I work at an "all-round" IT company that is focused on providing hardware and software infrastructure. I am the sole web developer, as such, I deal with everything on this front on my own. I do not, however, make business decisions, work is passed to me by the owner (who basically is a technical manager) or the office manager (for lack of a better title).

Now, I'm working on a project which has been assigned to a co-worker who habitually avoided work (and has now left) for maybe half a year or longer. The problem is that this project involves migrating data from a very old content management system to a new one, and put a new (already purchased) design template on it. I've done that, kind of - but it's very frail and trying to use it is, frankly, terrible. Bugs are everywhere, things don't work as they should at all but look fixable from the surface.

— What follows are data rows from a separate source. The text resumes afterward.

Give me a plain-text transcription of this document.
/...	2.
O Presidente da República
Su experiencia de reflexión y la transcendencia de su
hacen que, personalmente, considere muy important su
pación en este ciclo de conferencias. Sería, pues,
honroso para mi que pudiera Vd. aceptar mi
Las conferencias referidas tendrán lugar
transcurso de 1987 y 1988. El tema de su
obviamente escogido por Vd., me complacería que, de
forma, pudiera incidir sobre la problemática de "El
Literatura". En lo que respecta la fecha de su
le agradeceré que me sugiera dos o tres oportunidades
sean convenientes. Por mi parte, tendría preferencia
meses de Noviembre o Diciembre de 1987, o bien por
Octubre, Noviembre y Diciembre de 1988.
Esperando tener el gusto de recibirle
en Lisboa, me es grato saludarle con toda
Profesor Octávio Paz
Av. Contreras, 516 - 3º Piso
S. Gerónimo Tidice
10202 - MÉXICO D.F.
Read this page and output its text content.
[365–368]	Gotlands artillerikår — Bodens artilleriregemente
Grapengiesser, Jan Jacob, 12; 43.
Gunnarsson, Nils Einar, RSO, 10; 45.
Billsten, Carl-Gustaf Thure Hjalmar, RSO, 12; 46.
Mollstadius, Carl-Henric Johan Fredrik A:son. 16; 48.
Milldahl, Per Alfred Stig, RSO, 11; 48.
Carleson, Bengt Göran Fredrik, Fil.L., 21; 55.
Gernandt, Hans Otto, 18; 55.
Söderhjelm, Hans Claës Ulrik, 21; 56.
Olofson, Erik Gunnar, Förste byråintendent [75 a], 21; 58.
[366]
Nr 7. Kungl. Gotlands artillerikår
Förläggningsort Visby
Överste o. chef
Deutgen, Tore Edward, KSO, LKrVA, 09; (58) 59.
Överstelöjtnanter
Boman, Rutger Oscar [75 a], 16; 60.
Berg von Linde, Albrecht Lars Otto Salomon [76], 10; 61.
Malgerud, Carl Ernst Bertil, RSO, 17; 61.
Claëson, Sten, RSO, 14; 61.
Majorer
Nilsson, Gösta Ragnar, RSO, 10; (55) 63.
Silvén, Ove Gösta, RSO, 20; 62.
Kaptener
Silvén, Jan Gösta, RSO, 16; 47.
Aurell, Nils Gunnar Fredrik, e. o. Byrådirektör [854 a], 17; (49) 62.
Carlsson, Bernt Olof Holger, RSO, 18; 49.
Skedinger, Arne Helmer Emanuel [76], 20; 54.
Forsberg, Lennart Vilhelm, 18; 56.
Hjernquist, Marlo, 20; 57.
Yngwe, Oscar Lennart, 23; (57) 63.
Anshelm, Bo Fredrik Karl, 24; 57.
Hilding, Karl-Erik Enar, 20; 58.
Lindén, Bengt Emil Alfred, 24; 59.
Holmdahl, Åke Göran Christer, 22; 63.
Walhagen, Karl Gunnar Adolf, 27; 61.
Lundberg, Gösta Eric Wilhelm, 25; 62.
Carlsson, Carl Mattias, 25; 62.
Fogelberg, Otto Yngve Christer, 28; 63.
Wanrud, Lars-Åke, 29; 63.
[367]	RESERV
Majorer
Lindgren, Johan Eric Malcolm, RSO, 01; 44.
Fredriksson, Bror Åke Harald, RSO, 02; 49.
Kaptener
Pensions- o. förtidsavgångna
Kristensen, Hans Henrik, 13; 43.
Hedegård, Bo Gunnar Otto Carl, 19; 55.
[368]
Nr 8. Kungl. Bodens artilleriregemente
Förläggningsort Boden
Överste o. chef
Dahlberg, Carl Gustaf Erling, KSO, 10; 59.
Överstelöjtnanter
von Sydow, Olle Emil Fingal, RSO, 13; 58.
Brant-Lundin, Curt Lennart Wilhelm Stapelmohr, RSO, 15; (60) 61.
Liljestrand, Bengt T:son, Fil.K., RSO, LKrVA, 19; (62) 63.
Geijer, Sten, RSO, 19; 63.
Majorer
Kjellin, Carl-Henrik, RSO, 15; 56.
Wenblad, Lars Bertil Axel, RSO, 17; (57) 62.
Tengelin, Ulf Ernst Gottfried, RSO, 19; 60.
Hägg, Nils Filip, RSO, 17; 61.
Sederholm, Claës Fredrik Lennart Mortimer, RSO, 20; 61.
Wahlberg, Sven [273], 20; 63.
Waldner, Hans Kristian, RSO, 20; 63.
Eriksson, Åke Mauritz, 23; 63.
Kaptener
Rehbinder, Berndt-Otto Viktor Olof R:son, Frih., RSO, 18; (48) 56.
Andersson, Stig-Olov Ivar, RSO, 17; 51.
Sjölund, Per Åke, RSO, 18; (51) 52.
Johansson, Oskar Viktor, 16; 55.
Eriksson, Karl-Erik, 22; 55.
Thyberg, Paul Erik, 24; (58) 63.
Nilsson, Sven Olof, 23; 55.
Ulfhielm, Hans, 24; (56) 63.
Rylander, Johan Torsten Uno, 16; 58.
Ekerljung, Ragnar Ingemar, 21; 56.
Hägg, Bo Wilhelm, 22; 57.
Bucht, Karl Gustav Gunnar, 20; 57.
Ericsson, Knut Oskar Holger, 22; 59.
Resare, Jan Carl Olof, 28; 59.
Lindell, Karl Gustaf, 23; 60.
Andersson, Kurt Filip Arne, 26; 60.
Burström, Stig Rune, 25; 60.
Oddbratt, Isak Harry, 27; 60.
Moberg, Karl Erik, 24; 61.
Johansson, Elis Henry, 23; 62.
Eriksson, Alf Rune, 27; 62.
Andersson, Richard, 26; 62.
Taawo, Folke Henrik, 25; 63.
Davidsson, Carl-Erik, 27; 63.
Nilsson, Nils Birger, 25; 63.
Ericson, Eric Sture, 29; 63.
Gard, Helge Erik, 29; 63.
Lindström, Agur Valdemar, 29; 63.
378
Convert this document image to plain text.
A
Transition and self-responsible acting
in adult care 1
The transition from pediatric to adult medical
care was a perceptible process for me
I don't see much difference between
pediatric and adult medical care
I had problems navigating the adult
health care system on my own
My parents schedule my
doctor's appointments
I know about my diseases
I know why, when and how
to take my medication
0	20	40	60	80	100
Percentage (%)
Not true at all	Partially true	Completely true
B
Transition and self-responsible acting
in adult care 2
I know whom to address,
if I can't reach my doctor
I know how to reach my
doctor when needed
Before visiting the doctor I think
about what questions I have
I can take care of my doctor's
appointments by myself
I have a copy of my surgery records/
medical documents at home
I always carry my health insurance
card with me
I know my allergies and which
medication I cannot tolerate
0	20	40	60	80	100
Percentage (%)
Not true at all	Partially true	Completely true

Usually when I go to the owner with issues like this, he tries to prioritize fixing something, anything, and presenting that to a client. No matter how broken everything is under the hood and how much work there still is to do. He is very persuasive and dismissive with this, and oftentimes, nothing is really resolved. In this case I'm not even sure there is a way at all to complete it and get anywhere.

I want to make clear to the owner how big and far-reaching these problems are and that we need a major change in strategy to make this work.

Desirable outcomes include but are not limited to

1) our company ditching the project entirely as it escapes our scope and capabilities

2) finding a new, different solution for our customer, ditching the purchased template

Be noted, I work remotely.

  • it's taken you six months to work out that you can't do it properly? – Kilisi Aug 10 '18 at 12:02
  • @Kilisi The six months were on my co-worker who barely worked on the project during that time, and didn't really care about whether things worked or not in the end. – Jane Wells Aug 10 '18 at 12:06

Produce a list with money values.

The list must include all the issues you already found and may have a solution: quote the solution for each issue in current money and with a grain of salt. Put absurd values here just to get traction and you will lose credibility.

Include foreseeable issues and quote a possible solution for these also.

Add then your guesses (not wild ones please) and give a ballpark figure for the impact of these.

Then write all this to your boss and the manager.

If you get there your work is done: it is not your role to take business decision but you must provide factual data to the stakeholders.

You may want to give a refresh to your CV, should the picture or the outcome be really unpleasant.


Don't show your manager, what parts of the software work, but show him the parts that don't work. Show him the bugs, bad usability and ergonomics. Give him the big picture of how bad the current software is.

Put yourself in the perspective of the customer and present the risks for the company:

If I were the customer and saw this amount of bugs, I wouldn't trust any other software the same company sells.
The user experience is worse than in Windows 95. Do you really expect a customer to buy any more of our software after they experienced this? If word spreads around, it will discourage other people from buying our products as well.

Then give the best estimations you can on how much time you need to improve the quality of the current software to acceptable levels. Juxtapose with estimations for a completely new solution.

In the end, your manager(s) make the decisions and it wouldn't be the first time a company decides to knowingly sell bad software.


If your organisation use risk registers, these should already be logged, if not it could be added to the risk register and assessed appropriately which will then at least provide exposure.

Any potential resolutions to the issues could be in response to the risk/issue which will enable you to quantify the issue, rate the severity and probability, assess the likelihood of it occurring and what the impact would be.

Usually Senior management would want to be well-informed in organisational risks, if Senior Management are made aware I'm sure the relevant stakeholders will understand the severity of it.

2) finding a new, different solution for our customer, ditching the purchased template

Responding to risks will also involve a mitigation plan which will allow alternative solutions to be discussed and reviewed.

From my experience in the IT industry, buy-in for Risk Management has been low, but has been one of the most effective methods for getting the point across that things aren't working. I’d read something that had discussed making risk management effective which could be applied to your problem;

  • Integrate risk management into decision making
  • Build a strong culture for Risk Managemnt
  • Disclosing information on risks/potential risks
  • Continous improvement

The key to issues like this is to work out a viable solution and present it to your boss. Giving him an overview of problems however detailed will just keep status quo.